After moving to San Francisco in 1971, Pena opened for Jerry Garcia and Merl Saunders at the Keystone in Berkeley and other area clubs many times over the course of the next three years. Pena said of Keystone owner Freddie Herrera, "His idea of an audition was for me to come and open up for Garcia and Saunders. That went on for some time. Whenever he would have somebody, not knowing who would open, he would call me."

Pena's debut album was the self-titled Paul Pena, released in 1972 to critical acclaim but little commercial success. His second and final album, New Train, was recorded in 1973 but did not see release until 2000, owing to creative and business disputes with Albert Grossman, head of Bearsville Records, who considered the record unmarketable. "Paul was devastated," said Gunther Weil, his manager. "It was essentially the end of Paul's career." Steve Miller heard the unreleased album and covered "Jet Airliner" on his 1977 album Book of Dreams. The song was a top 10 hit, and the royalties earned from this cover version helped support Pena for the rest of his life.

New Train was finally released in 2000 to critical acclaim, with Rolling Stone writing that "Pena's guitar blends icepick class with the rainblow blues of Jimi Hendrix." Pena toured in support of the album, including an appearance on Late Night with Conan O'Brien, where he played "Jet Airliner."

===Throat singing===
While listening to shortwave radio in 1984, Pena heard Tuvan throat singing on a Radio Moscow broadcast. He also heard Jill Purce, one of the pioneers of overtone chanting in the West. Seven years later he found a copy of Tuva: Voices from the Center of Asia in a record store and listened to it continuously. Based on that record and extended experimentation, he was able to teach himself the vocal techniques called Khoomei, Sygyt, and Kargyraa, saying:

After playing the CD continuously for several months and driving many of my friends away by making weird noises while experimenting with my voice, I finally learned a few of the basic techniques of this fascinating group of vocal styles by remembering the styles of some of the blues greats of the past—especially Charlie Patton, Tommy McClennan, and Chester "Howlin' Wolf" Burnett.

Pena attended a performance of Tuvan throat singing at the Asian Art Museum of San Francisco on February 6, 1993. He performed an impromptu Tuvan song in the kargyraa style, which impressed famous Tuvan throatsinger Kongar-ol Ondar. Tuvans affectionately call him "Cher Shimjer" ("earthquake") because of the deepness of his voice. Pena said, "My voice is lower than most Tuvans. They have a style that makes your voice lower. When I use that, there's a slow song when I hit a note that's four white keys from the left of the piano."

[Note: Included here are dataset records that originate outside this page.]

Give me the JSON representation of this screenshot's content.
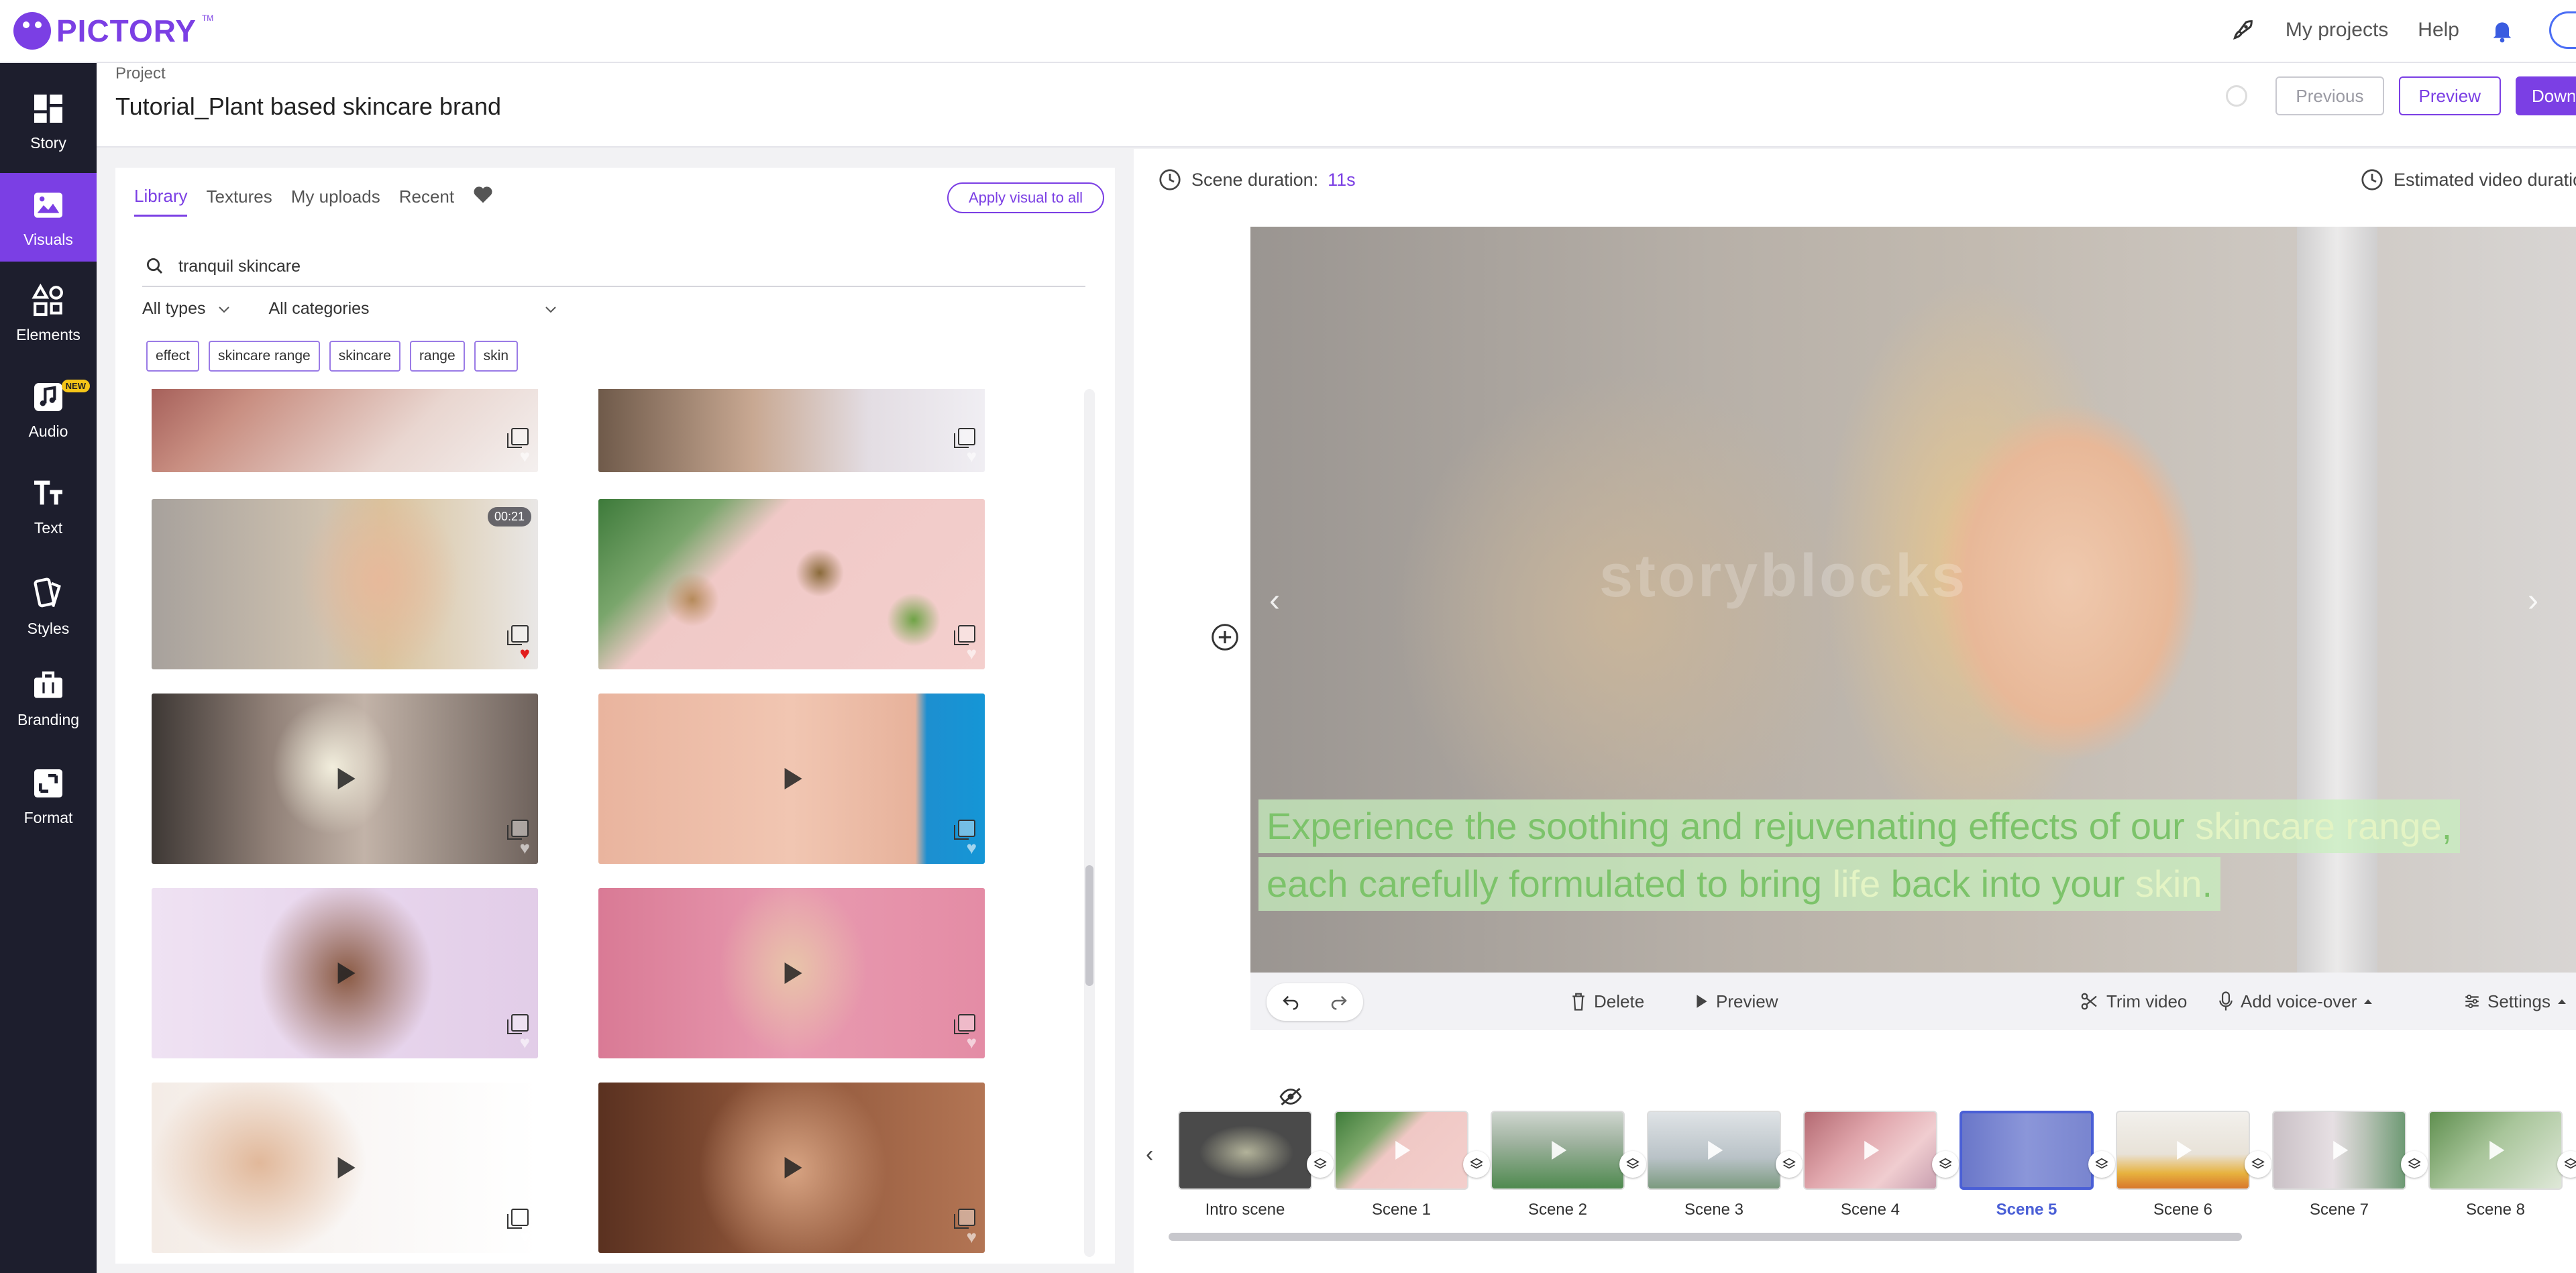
{
  "header": {
    "logo_text": "PICTORY",
    "logo_tm": "TM",
    "my_projects": "My projects",
    "help": "Help"
  },
  "sidebar": {
    "items": [
      {
        "label": "Story",
        "icon": "story-icon"
      },
      {
        "label": "Visuals",
        "icon": "image-icon",
        "active": true
      },
      {
        "label": "Elements",
        "icon": "shapes-icon"
      },
      {
        "label": "Audio",
        "icon": "music-icon",
        "badge": "NEW"
      },
      {
        "label": "Text",
        "icon": "text-icon"
      },
      {
        "label": "Styles",
        "icon": "styles-icon"
      },
      {
        "label": "Branding",
        "icon": "briefcase-icon"
      },
      {
        "label": "Format",
        "icon": "format-icon"
      }
    ]
  },
  "project": {
    "label": "Project",
    "title": "Tutorial_Plant based skincare brand",
    "previous": "Previous",
    "preview": "Preview",
    "download": "Download"
  },
  "library": {
    "tabs": [
      "Library",
      "Textures",
      "My uploads",
      "Recent"
    ],
    "active_tab": "Library",
    "apply_all": "Apply visual to all",
    "search_value": "tranquil skincare",
    "type_filter": "All types",
    "category_filter": "All categories",
    "chips": [
      "effect",
      "skincare range",
      "skincare",
      "range",
      "skin"
    ],
    "cards": [
      {
        "duration": "",
        "favorite": false
      },
      {
        "duration": "",
        "favorite": false
      },
      {
        "duration": "00:21",
        "favorite": true
      },
      {
        "duration": "",
        "favorite": false
      },
      {
        "duration": "",
        "favorite": false
      },
      {
        "duration": "",
        "favorite": false
      },
      {
        "duration": "",
        "favorite": false
      },
      {
        "duration": "",
        "favorite": false
      },
      {
        "duration": "",
        "favorite": false
      },
      {
        "duration": "",
        "favorite": false
      }
    ]
  },
  "editor": {
    "scene_duration_label": "Scene duration:",
    "scene_duration_value": "11s",
    "estimated_label": "Estimated video duration",
    "watermark": "storyblocks",
    "caption": {
      "line1_a": "Experience the soothing and rejuvenating effects of our ",
      "line1_hl": "skincare range",
      "line1_b": ",",
      "line2_a": "each carefully formulated to bring ",
      "line2_hl1": "life",
      "line2_b": " back into your ",
      "line2_hl2": "skin",
      "line2_c": "."
    },
    "controls": {
      "delete": "Delete",
      "preview": "Preview",
      "trim": "Trim video",
      "voiceover": "Add voice-over",
      "settings": "Settings"
    }
  },
  "timeline": {
    "scenes": [
      "Intro scene",
      "Scene 1",
      "Scene 2",
      "Scene 3",
      "Scene 4",
      "Scene 5",
      "Scene 6",
      "Scene 7",
      "Scene 8"
    ],
    "active_scene": "Scene 5"
  },
  "colors": {
    "brand": "#7b3fe4",
    "sidebar_bg": "#1d1e2d",
    "active_scene": "#4a5fd6",
    "caption_text": "#7cc36a"
  }
}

The 1999 film Genghis Blues documented Pena's journey to Tuva. It won the 1999 Sundance Film Festival Audience Award for a Documentary, and was nominated for an Academy Award in 2000 in the Documentary Feature category.

==Personal life and death==
Pena's wife Babe died in 1991 of kidney failure. Pena was in poor health in the years leading up to his death, and died at his San Francisco apartment at the age of 55 on October 1, 2005, from complications from diabetes and pancreatitis.